张鑫将水杯放下,不紧不慢的说:“谁让你这么古板呢,只是运点感冒药罢了,又不犯法,你非得千方百计的拦着。”
路遥脸上闪过一丝了然之色,道:“张鑫你这垃圾,狗改不了吃屎。将感冒药运到国外提炼毒品……咳咳……”
张鑫理了下领带,笑道:“你别血口喷人啊,我可是国际知名企业家。这次回国,‘省招商引资局’还打电话欢迎我呢~”
路遥叹了口气,现在的自己什么都做不了,索性闭上眼睛不再说话,安静等待死亡的到来。
但张鑫却不想让眼前饱受病痛折磨、即将离世的表兄走好。他附身靠近,悄悄说道:琇書蛧
“表哥啊~其实呢,我这次回国主要就是见你一面,告诉你一声——你的癌,是我弄出来的~”
路遥陡然挣开眼,“你说什么!”
张鑫笑眯眯的掏出个铅盒打开,里面是件古怪的三角形饰物,仅有巴掌大小,中间是只眼睛似的图案,一看就很有年代感。
“眼熟吧?这是我亲手送你的,货真价实的古董。

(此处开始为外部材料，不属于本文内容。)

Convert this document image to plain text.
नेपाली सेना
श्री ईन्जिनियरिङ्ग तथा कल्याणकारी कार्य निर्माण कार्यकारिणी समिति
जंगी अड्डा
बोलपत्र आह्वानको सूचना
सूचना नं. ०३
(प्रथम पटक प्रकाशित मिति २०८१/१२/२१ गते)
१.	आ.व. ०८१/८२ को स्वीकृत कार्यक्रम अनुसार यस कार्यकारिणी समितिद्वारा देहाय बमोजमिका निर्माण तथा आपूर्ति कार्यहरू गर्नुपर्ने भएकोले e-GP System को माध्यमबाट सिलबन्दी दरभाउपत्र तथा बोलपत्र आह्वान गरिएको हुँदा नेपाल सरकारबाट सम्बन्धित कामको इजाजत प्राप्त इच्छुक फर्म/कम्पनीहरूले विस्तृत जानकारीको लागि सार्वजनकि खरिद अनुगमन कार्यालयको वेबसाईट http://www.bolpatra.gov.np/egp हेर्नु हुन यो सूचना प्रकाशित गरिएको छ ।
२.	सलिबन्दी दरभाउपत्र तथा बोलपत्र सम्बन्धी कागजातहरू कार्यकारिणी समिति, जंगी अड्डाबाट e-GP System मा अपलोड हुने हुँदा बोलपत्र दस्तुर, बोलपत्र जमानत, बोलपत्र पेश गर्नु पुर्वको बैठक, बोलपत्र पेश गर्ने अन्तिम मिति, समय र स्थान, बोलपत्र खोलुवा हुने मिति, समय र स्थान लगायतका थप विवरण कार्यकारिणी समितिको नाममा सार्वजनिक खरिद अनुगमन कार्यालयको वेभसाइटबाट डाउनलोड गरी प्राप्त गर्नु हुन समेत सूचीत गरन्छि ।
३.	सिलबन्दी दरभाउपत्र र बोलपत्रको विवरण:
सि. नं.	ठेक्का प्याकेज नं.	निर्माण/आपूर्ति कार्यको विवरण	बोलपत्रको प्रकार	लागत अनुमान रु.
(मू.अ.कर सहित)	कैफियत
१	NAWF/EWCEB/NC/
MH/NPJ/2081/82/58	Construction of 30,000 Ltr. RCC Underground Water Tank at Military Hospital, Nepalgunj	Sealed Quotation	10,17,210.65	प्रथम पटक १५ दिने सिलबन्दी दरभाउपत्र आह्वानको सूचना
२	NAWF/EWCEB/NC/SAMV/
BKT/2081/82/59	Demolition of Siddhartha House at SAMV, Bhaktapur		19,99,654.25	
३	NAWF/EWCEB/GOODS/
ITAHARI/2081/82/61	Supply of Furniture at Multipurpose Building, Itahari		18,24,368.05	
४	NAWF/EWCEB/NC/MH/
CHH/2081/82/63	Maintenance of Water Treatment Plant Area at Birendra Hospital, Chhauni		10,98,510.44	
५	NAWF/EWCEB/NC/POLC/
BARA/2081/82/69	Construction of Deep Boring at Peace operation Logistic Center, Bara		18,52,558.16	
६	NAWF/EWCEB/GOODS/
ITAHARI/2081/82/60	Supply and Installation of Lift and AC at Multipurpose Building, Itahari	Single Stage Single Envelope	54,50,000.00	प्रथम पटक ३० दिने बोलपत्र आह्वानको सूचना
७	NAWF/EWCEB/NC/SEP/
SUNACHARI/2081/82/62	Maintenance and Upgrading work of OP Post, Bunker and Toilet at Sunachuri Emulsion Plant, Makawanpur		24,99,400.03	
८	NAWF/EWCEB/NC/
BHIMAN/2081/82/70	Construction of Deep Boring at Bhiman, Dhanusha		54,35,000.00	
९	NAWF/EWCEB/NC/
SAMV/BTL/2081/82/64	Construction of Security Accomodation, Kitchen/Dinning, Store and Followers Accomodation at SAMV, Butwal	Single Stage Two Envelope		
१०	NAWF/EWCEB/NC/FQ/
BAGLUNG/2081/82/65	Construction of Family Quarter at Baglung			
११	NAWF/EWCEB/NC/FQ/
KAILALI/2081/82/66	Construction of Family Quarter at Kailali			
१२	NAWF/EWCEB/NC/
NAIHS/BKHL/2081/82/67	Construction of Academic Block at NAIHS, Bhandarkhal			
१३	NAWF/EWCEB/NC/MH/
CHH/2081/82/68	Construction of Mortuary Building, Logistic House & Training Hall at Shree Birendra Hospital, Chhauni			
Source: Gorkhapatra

我在里面掺了点放射性物质,长期接触就会变成你现在这副鬼样子。”
路遥马上认出来,这是自己很喜欢的一件古物,天天摆在书桌上,时不时的把玩,没想到却是要人命的东西!
他伸出枯枝似的手臂,死死的抓住眼前人的胳膊!“你……”
“别激动~表哥,我西装很贵的。”张鑫轻松拿掉路遥的手,小心的捏起铅盒,将放射性饰物塞进他怀里。
“我赶飞机,得先走一步。你好好留着这个当做纪念吧,有机会再去你的坟头蹦迪~”
说完话,张鑫从容起身离开。临走前,还回头俏皮的眨眨眼。他原本就男生女相,此时的神态动作居然有些娇媚。
保镖很有眼力劲,赶紧打开病房门。同时用无线耳麦联络同事,提前发动汽车。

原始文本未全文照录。